JavaScriptで最小ウィンドウ部分文字列を求める方法
JavaScriptで、2つの文字列(str1とstr2)を受け取る関数を作成します。str1の長さは必ずstr2より長いことが保証されています。求めるのは、str2に含まれるすべての文字を含む、str1内の最短の連続部分文字列(最小ウィンドウ)です。
問題の例
たとえば、入力が次の場合を考えてみましょう。
const str1 = 'abcdefgh'; const str2 = 'gedcf';
このとき、出力は次のようになります。
const output = 'cdefg';
「cdefg」は、str2のすべての文字(g、e、d、c、f)を含む、str1内で最も短い連続部分文字列だからです。
解決アプローチ
最もシンプルな方法は総当たり(ブルートフォース)です。str1から生成できるすべての部分文字列を順に取り出し、それぞれがstr2の全文字を含んでいるかをチェックします。条件を満たす文字列の中で最も短いものを答えとします。
コード例
以下がその実装です。
const str1 = 'abcdefgh';
const str2 = 'gedcf';
// testStringがstr2のすべての文字を含むかを判定する補助関数
const subIncludesAll = (str, str2) => {
for (let i = 0; i < str.length; i++) {
if (str2.indexOf(str[i]) !== -1) {
str2 = str2.replace(str[i], '');
}
}
return (str2.length === 0);
};
const minWindow = (str1 = '', str2 = '') => {
let shortestString = null;
for (let i = 0; i < str1.length; i++) {
for (let j = i; j < str1.length; j++) {
let testString = str1.substr(i, j - i + 1);
if (subIncludesAll(testString, str2)) {
if (shortestString === null || testString.length < shortestString.length) {
shortestString = testString;
}
}
}
}
return shortestString;
};
console.log(minWindow(str1, str2));出力
コンソールには次のように出力されます。
cdefg
コードの解説
subIncludesAll関数は、第1引数の文字列が、第2引数の文字列に含まれるすべての文字を網羅しているかを判定します。対象の文字が見つかるたびにstr2からその文字を1つ取り除き、最終的にstr2が空文字列になれば「すべて含まれている」と判断します。
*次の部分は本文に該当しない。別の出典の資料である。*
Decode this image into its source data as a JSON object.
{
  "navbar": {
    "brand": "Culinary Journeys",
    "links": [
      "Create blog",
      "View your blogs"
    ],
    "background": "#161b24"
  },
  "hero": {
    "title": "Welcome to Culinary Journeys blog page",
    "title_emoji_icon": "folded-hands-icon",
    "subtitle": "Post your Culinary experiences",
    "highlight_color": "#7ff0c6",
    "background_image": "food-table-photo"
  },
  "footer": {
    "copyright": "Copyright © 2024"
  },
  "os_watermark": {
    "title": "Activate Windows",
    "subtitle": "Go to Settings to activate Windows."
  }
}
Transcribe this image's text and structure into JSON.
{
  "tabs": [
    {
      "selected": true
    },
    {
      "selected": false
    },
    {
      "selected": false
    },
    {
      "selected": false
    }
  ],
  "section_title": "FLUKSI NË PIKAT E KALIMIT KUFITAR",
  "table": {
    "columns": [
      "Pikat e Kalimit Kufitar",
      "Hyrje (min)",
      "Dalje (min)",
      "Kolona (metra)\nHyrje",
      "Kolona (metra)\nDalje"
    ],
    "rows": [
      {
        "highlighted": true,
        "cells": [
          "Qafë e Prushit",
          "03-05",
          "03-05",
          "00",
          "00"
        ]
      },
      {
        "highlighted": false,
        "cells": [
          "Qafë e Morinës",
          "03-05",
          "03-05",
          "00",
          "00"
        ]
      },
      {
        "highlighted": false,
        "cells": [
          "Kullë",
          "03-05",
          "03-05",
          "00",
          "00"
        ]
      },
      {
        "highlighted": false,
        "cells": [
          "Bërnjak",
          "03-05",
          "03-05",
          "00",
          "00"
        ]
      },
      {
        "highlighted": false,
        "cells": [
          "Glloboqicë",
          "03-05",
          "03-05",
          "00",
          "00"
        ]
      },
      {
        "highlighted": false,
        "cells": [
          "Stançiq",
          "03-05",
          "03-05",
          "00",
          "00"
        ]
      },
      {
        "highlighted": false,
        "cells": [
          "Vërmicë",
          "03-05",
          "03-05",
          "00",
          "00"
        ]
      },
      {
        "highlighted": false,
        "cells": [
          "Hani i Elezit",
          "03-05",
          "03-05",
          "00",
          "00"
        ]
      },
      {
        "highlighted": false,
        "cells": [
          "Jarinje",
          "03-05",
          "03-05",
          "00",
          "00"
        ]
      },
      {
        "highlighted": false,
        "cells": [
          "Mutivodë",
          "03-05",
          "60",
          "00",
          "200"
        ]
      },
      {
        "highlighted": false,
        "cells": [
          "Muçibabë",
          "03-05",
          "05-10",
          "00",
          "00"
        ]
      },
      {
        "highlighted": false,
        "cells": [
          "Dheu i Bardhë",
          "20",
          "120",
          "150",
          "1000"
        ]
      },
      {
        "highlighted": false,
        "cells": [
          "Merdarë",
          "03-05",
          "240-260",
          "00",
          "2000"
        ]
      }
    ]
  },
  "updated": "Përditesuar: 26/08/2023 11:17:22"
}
minWindow関数は、2重ループによってstr1のすべての部分文字列を生成します。各部分文字列に対してsubIncludesAllで判定を行い、条件を満たすものの中で最も短い文字列をshortestStringとして記録していきます。
計算量と改善のヒント
この総当たりアプローチの計算量は文字列長をnとするとO(n³)程度となり、入力が長くなると非効率になります。実務やコーディング面接では、スライディングウィンドウ(尺取り法)を用いたO(n)の解法が推奨されます。これは左右のポインタを動かしながらウィンドウを拡大・縮小し、ハッシュマップで各文字の出現回数を管理することで、必要な文字がすべて揃った瞬間にウィンドウを縮めて最短を更新していく手法です。